Farmers throughout Australia are pretty happy with the current outlook for pricing, especially canola. A stand-out performer in 2021, prices are high again for the coming harvest or are they?
One of the things you will often hear us talking about is the relative value. When we talk about this, we want to see how the prices you receive compared to another value, whether a futures market or an overseas competitor.
The purpose of this is to indicate whether the price is truly good or not. A price that you receive from a buyer may on paper look good, but in reality, it could be heavily discounted to the rest of the world.
So what about Canola? At the moment, the price on offer from buyers for the coming harvest is attractive. As an example, Kwinana is A$1020, Geelong A$958 and Port Kembla A$960. These are historically attractive levels and to most would be considered a good price – but are they?
The chart below shows the basis (premium or discount) between Australian prices and the main canola futures exchanges. These are ICE (Canada) and Matif (France). These are for the comparable pricing points for the 2022 harvest.

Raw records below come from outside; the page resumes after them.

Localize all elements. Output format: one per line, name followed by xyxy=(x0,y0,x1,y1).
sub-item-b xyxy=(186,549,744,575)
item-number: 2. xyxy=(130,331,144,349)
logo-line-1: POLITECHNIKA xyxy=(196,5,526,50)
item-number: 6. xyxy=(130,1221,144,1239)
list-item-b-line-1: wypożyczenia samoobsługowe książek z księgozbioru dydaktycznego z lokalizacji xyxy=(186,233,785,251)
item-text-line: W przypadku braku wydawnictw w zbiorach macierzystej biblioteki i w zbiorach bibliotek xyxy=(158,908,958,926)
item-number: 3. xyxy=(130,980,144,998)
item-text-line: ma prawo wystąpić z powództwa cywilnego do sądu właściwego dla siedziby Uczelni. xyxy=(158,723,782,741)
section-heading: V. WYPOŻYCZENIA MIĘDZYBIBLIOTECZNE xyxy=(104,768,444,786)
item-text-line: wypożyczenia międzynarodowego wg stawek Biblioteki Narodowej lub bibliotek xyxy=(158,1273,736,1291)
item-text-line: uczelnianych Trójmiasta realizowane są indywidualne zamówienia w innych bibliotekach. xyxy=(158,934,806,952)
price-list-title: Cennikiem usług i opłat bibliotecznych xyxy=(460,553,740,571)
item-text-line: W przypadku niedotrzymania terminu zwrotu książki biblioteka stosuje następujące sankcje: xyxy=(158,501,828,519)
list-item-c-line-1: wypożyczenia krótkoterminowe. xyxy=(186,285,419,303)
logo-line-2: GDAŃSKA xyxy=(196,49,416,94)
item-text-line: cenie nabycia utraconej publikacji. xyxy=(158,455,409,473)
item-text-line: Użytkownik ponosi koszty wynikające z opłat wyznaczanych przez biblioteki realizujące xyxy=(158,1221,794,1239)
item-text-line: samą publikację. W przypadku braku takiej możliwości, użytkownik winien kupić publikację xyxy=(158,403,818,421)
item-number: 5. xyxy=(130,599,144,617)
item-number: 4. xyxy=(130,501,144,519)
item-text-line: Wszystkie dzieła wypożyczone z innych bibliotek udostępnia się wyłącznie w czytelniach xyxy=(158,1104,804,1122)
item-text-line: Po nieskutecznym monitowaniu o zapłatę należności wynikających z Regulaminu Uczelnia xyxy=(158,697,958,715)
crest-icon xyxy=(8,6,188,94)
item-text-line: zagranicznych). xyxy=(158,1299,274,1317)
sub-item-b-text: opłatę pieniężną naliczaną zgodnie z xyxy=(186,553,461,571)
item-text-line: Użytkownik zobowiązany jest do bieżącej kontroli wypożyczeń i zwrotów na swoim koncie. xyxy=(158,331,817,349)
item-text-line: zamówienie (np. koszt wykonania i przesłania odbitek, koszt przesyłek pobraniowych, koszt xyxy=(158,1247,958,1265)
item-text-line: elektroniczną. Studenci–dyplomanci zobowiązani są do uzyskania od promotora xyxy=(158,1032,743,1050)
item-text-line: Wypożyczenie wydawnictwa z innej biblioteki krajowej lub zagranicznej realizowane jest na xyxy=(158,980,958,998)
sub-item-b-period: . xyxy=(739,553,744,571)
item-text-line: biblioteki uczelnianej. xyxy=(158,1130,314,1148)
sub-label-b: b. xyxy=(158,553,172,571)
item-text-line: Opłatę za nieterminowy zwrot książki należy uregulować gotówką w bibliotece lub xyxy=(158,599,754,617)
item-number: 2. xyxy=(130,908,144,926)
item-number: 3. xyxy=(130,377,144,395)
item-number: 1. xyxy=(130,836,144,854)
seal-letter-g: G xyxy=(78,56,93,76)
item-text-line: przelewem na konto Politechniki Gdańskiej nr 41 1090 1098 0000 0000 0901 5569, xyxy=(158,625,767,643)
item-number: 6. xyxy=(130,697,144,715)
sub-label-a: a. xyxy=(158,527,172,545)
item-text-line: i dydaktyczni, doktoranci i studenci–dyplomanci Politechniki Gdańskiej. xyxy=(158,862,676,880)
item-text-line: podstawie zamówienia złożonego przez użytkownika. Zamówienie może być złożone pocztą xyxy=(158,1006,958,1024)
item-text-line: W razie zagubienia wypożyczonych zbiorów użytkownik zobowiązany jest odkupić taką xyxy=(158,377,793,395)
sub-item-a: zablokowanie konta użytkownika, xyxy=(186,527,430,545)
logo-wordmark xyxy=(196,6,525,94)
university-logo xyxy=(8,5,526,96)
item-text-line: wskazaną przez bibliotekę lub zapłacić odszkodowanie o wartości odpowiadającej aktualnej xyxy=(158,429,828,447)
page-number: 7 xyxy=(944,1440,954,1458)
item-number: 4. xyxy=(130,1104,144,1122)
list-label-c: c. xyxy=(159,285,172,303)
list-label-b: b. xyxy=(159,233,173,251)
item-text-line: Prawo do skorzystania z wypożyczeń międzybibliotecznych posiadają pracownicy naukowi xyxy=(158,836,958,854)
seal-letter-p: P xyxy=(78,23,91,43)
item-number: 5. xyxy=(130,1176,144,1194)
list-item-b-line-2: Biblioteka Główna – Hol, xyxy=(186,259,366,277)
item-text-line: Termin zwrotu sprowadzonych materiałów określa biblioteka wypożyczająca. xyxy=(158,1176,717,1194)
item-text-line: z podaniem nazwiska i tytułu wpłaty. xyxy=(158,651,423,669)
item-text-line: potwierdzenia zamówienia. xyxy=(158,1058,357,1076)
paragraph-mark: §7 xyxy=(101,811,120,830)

Australia would generally hold a premium over ICE and a discount to Matif.
The basis levels in Australia for the past year have been at extreme discounts, as can be seen in the second chart. The basis level are much better than they are for old crop. The basis to ICE canola is still at a negative for Geelong/Port Kembla. Still, it is moving back into positive for Kwinana. The Matif discount is also a lot steeper than typical but improved on the past year.
So in summary, values on offer for new crop are at attractive levels from a flat price point of view, but also relative to overseas are better than they have been this harvest. The prices on offer are good; it is just the production risk that you need to worry about.